When President Trump goes low, Stephen K. Bannon goes high?
The Breitbart News chairman seemed to channel Michelle Obama on Wednesday night (let that sink in) when he called Trump “a great man” hours after the president said that Bannon had “lost his mind.”
“I support him day in and day out,” Bannon said of Trump, on a Breitbart satellite radio show.
“BANNON TAKES HIGH ROAD,” read a subsequent headline on the Breitbart website.
Bannon's tame response to the president's vitriol was out of character for a man who likens his work at Breitbart to waging war. Yet he had little choice but to submit to Trump's rhetorical lashing.
Ardent support for Trump is so central to the Breitbart brand that Bannon can't turn on the president without damaging his own media empire. Breitbart's top editor, Alex Marlow, recently told CNN that the site continued to back Roy Moore in Alabama's U.S. Senate race last month — Marlow called Moore a “uniquely terrible candidate” — because it thought doing so would help Trump. That's a remarkable level of dedication — sacrificing some of Breitbart's own standing in service of Trump.
But what would Breitbart be, if not a place to find a relentlessly pro-Trump perspective? Were Bannon to disavow Trump in the way that Trump disavowed him, Bannon would effectively have to create a whole new identity for Breitbart.

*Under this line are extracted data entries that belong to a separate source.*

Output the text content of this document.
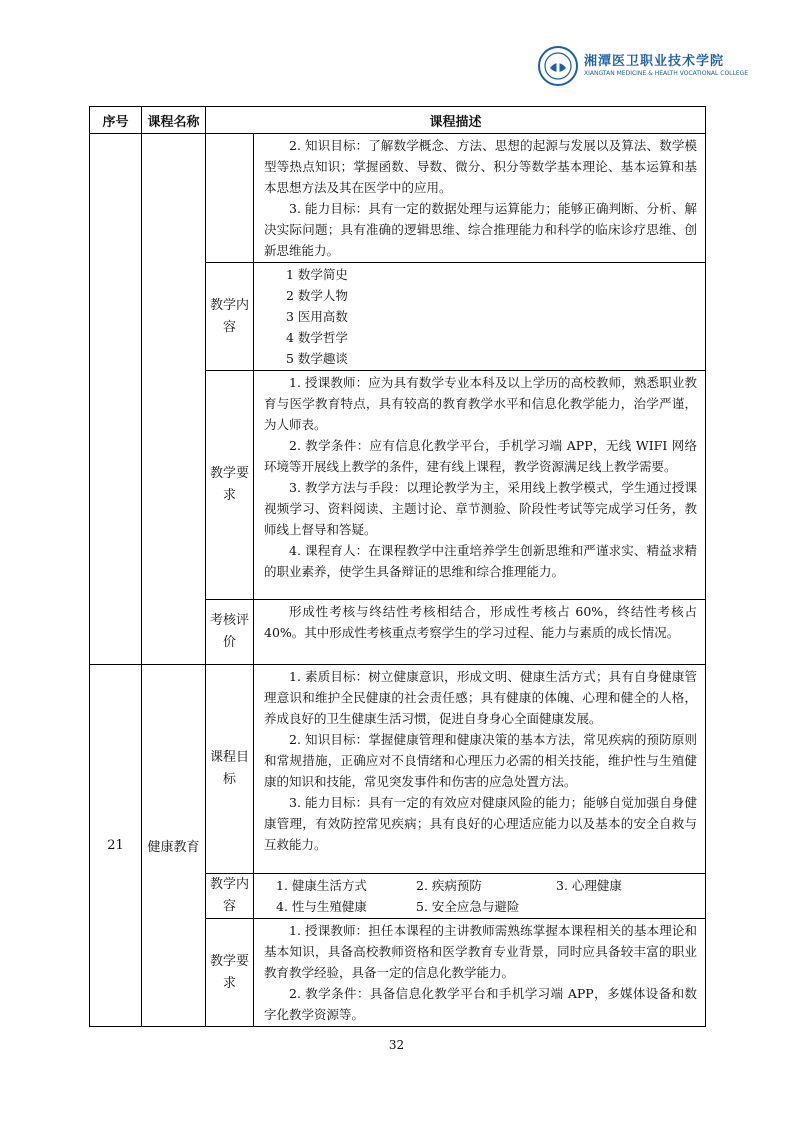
湘潭医卫职业技术学院
XIANGTAN MEDICINE & HEALTH VOCATIONAL COLLEGE
序号	课程名称	课程描述	

			2. 知识目标：了解数学概念、方法、思想的起源与发展以及算法、数学模型等热点知识；掌握函数、导数、微分、积分等数学基本理论、基本运算和基本思想方法及其在医学中的应用。

3. 能力目标：具有一定的数据处理与运算能力；能够正确判断、分析、解决实际问题；具有准确的逻辑思维、综合推理能力和科学的临床诊疗思维、创新思维能力。

		教学内容	1 数学简史

2 数学人物

3 医用高数

4 数学哲学

5 数学趣谈

		教学要求	1. 授课教师：应为具有数学专业本科及以上学历的高校教师，熟悉职业教育与医学教育特点，具有较高的教育教学水平和信息化教学能力，治学严谨，为人师表。

2. 教学条件：应有信息化教学平台，手机学习端 APP，无线 WIFI 网络环境等开展线上教学的条件，建有线上课程，教学资源满足线上教学需要。

3. 教学方法与手段：以理论教学为主，采用线上教学模式，学生通过授课视频学习、资料阅读、主题讨论、章节测验、阶段性考试等完成学习任务，教师线上督导和答疑。

4. 课程育人：在课程教学中注重培养学生创新思维和严谨求实、精益求精的职业素养，使学生具备辩证的思维和综合推理能力。

		考核评价	形成性考核与终结性考核相结合，形成性考核占 60%，终结性考核占 40%。其中形成性考核重点考察学生的学习过程、能力与素质的成长情况。

21	健康教育	课程目标	1. 素质目标：树立健康意识，形成文明、健康生活方式；具有自身健康管理意识和维护全民健康的社会责任感；具有健康的体魄、心理和健全的人格，养成良好的卫生健康生活习惯，促进自身身心全面健康发展。

2. 知识目标：掌握健康管理和健康决策的基本方法，常见疾病的预防原则和常规措施，正确应对不良情绪和心理压力必需的相关技能，维护性与生殖健康的知识和技能，常见突发事件和伤害的应急处置方法。

3. 能力目标：具有一定的有效应对健康风险的能力；能够自觉加强自身健康管理，有效防控常见疾病；具有良好的心理适应能力以及基本的安全自救与互救能力。

		教学内容	1. 健康生活方式 2. 疾病预防 3. 心理健康
4. 性与生殖健康 5. 安全应急与避险

		教学要求	1. 授课教师：担任本课程的主讲教师需熟练掌握本课程相关的基本理论和基本知识，具备高校教师资格和医学教育专业背景，同时应具备较丰富的职业教育教学经验，具备一定的信息化教学能力。

2. 教学条件：具备信息化教学平台和手机学习端 APP，多媒体设备和数字化教学资源等。

32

(One thing to ponder is whether Trump's furious statement about Bannon was a product of emotion, calculus or some combination. Did the president know that his former chief strategist would not retaliate and, therefore, exploit Bannon's restraint to assert dominance? Or did Trump just get angry and act on impulse?)
In any case, Bannon's radio remarks on Wednesday appeared to foreshadow how he will navigate the situation.
“President Trump, with the whole swamp up there, the D.C. apparatus, the nullification project, everything going on — he is fighting every day,” Bannon told listeners. “There's no doubt in your mind, right? And maybe things get off track, or stuff gets said, and all this heated stuff, but, however, this is a guy, you voted for him, you supported him, is there any doubt in your mind he's been fighting for and working for you, the deplorables, the forgotten man and woman, the silent majority, every day he's been there?”
It looks as if Bannon's plan is to shrug off Trump's insults as “heated stuff” that “gets said” when the “swamp” messes with the president's thinking. Such a course would be consistent with Breitbart's coverage since Trump took office.
Breitbart was sharply critical of Trump's decision to send more U.S. troops to Afghanistan, for example, but pinned much of the blame on national security adviser H.R. McMaster. Trump has failed to deliver on his promise to repeal the Affordable Care Act, but that is the fault of congressional Republicans, according to Breitbart.
Bannon didn't even hold Trump responsible for, in Bannon's view, picking the wrong Senate candidate (Luther Strange) in Alabama.
“A real, you know, review has to be done of how President Trump got the wrong information and came down on the wrong side,” Bannon said on Sean Hannity's Fox News show in September.
Bannon is willing to criticize some of Trump's decisions but readily offers excuses for him. In the latest case, the obvious excuse is that Bannon touched a nerve when he told author Michael Wolff that Donald Trump Jr.'s 2016 meeting with a Russian lawyer was “treasonous.” Bannon styles himself as a teller of hard truths, and one of the hard truths that he and Breitbart have told consistently is that members of the president's family are bad influences because they are too liberal or lack political savvy.
Bannon and Breitbart can move on by attributing Trump's fury to familial protectiveness and the “D.C. apparatus.” They really have no other choice.